If you look at the publicity being pumped out about the Commonwealth Games, you could almost be forgiven for thinking that Edinburgh is not involved.
All the hype has been about Glasgow this and Glasgow that, and please don’t get me wrong, as someone born in the city, I am rightly proud that Glasgow is going to make an excellent host for the Games.
Yet the diving events will take place here in Edinburgh at the Royal Commonwealth Pool, which has undergone a remarkable transformation and is now a world-class diving facility again. There’s a very good reason why There’s a very good reason why everyone in Edinburgh should be very proud that the Games are coming here, albeit only for the diving competition.

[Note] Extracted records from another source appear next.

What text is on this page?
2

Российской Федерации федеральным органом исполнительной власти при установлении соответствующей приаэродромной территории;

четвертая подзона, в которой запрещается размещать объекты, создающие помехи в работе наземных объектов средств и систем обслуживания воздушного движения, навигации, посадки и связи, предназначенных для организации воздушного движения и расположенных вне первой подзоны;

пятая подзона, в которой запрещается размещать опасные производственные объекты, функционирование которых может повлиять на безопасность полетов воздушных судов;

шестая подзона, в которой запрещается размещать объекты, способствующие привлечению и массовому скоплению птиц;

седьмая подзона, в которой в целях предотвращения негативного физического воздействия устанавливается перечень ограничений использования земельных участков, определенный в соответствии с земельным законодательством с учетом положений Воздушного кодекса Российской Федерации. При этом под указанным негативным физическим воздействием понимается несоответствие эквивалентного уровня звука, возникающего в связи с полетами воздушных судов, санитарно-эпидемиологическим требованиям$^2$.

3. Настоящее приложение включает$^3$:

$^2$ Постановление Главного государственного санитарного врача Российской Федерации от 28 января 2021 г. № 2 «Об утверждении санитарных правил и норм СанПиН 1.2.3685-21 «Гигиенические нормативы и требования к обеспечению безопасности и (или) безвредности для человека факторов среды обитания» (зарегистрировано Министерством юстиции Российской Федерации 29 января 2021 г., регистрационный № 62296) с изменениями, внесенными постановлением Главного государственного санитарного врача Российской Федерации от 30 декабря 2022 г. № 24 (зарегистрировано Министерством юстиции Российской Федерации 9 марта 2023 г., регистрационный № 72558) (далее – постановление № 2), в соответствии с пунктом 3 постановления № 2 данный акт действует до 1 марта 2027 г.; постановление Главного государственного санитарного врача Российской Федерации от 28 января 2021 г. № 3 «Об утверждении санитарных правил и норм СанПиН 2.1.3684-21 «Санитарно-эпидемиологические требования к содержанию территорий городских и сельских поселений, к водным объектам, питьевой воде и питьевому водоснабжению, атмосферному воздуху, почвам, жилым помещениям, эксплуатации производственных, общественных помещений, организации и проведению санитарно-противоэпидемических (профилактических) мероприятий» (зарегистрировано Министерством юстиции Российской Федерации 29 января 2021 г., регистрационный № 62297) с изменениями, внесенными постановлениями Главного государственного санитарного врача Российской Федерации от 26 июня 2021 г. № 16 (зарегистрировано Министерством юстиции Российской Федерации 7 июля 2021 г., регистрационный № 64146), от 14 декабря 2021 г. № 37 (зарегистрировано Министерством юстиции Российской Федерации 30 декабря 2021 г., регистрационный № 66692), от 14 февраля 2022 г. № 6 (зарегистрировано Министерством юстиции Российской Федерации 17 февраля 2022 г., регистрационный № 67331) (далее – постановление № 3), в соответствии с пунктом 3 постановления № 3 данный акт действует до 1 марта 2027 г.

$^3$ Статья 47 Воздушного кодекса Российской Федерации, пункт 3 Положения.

It’s not been noticed by practically anyone at all other than sports trivia fiends like myself, but when the diving starts, the Royal Commonwealth Pool will become the first venue in the history of the Commonwealth Games to be used at three separate Games – 1970, for which it was built, 1986, and now 2014.
That’s a remarkable record of achievement over 44 years and is testimony to the excellence of the original design by local architects, RMJM partners.
It is one of the few buildings of its time to be listed Category A by Historic Scotland and the various upgradings through the years have always taken place with strict regard to the original concept. The Commie Pool has been an important part of many an Edinburgh citizen’s life, and as Scotland’s main indoor 50-metre pool for decades, it turned out champion swimmer after champion swimmer.
I personally would have no objection to Edinburgh Council spending a modicum of cash to celebrate this piece of history-making which, given there is now greater competition to host the Games, is unlikely ever to be repeated.
Maybe even the Glasgow organisers might wish to feature this unique record in their publicity. The diving page on the official games website, for instance, doesn’t mention this Triple Crown gained by the Commie.
The good folks of Dundee might also point to the fact that their nearby Barry Buddon Shooting Centre – venue for all the shooting events – is also being forgotten in the hype about Glasgow, and they would be right. It will be hosting the Games for the second time, having been the site of the full bore event in 1986.
A little bit of recognition that Edinburgh and Dundee are playing a vital part in the Games would be welcome, and it will not detract at all from Glasgow’s magnificent efforts in putting on a truly wonderful Games if they single out Edinburgh’s Royal Commonwealth Pool for its distinct contribution to sport in the Commonwealth since 1970.
In return – and I say this as a proud Scot who has loved this capital city for many years – I am absolutely sure that the people of Edinburgh will get behind the Games and especially our local participants and all the Scottish team.
It’s time for all Scots to unite behind the Games and our boys and girls in blue. As the final preparations are made in Glasgow and the athletes’ training nears its peak, it’s time to practice our cheers for Team Scotland, wherever they compete.
HE’S A CUT ABOVE
The continuing adventures of Hamish, our Jack Russell terrier . . . this week he encountered a hover mower for the first time, and tried to bark it off ‘his’ lawn.
All to play for at Leith festival
I AM looking forward to this weekend’s Leith Jazz and Blues Festival with 18 venues in the Shore area hosting a total of 39 gigs.
Two years ago, the festival re-emerged after being in hibernation for more than a decade. It has been a roaring success these past two years and this year some of Scotland’s best jazz and blues musicians are on the various bills.
Some of the biggest names from the Scottish jazz and blues scenes are on the schedule, and all the gigs are free, which provides a great excuse to visit my Leith haunts again – not that I need one.
Spare us 1966 and all that
HOW’S this for a waste of licence payers’ money? The BBC last Friday ran ‘live’ streaming of the entire 1966 World Cup final, then added as a sop the Scotland v Netherlands match – with that Archie Gemmill goal – from 1978 before showing ‘as live’ another two England matches from World Cup finals.
Ok, Auntie Beeb we get the point – the World Cup’s coming up and Scotland ain’t there.
End of the line on trams saga
Last word, for now, on the trams – there must be no rewriting of history, the truth must be outed, and there must be absolutely no plans for an extension of the line until we see if the current one works. As it happens, I think it might.
I will never retreat from my fundamental position that the whole project should have been cancelled after the congestion charge ‘no’ vote in 2005 – the charge was supposed to pay for the trams, remember? – and that the Labour, Lib Dem, Tory and Green parties foisted this shamefully disastrous scheme on Edinburgh and Scotland in the Holyrood parliament in 2007. That decision was the principal reason why the trams went ahead, no question.